In this report, the smsp__cycles_active.max = 774, min=447. smsp__cycles_elapsed.max = 4066. Is this result makes sense to you?
Another command: ncu --clock-control none -–metrics smsp__cycles_elapsed,smsp__cycles_active,gpc__cycles_elapsed.avg.per_second ./null_kernel 132 384
I assume by warp schedule overhead you are talking about thread block (CTA = Cooperative Thread Array) launch and complete overhead.
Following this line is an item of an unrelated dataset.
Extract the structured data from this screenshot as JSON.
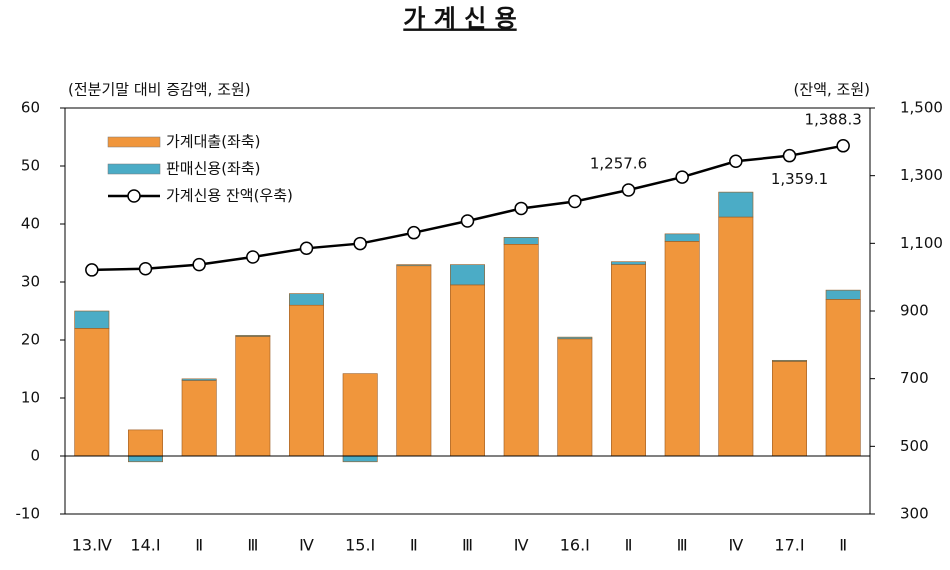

If you were to launch 1 warp CTA where you force only 1 CTA per SM you could potentially measure CTA launch and warp launch latency but you cannot easily measure this by smsp__elapsed_cycles - smsp__active_cycles in the manner you are using without the raw timestamps or per SMSP instance counter which is not exposed.
I would also look at smsp__warps_launched.{min, max} to make sure you are truly getting the same work per SM to ensure the smsp__cycles_active.max is not significantly higher as you have 2 waves launching on 1 SM.
The warp launch rate on a SM 1 warp/cycle. The expensive operation is the CTA launch. The CWD rate on pre-GH100 is 1 CTA/cycle for an idle GPU and 0.5 CTAs/cycle for non-idle. For GH100 the launch rate for initial wave increase 2-3x. The impact at the per SM level also depends on amount of shared memory and other resources.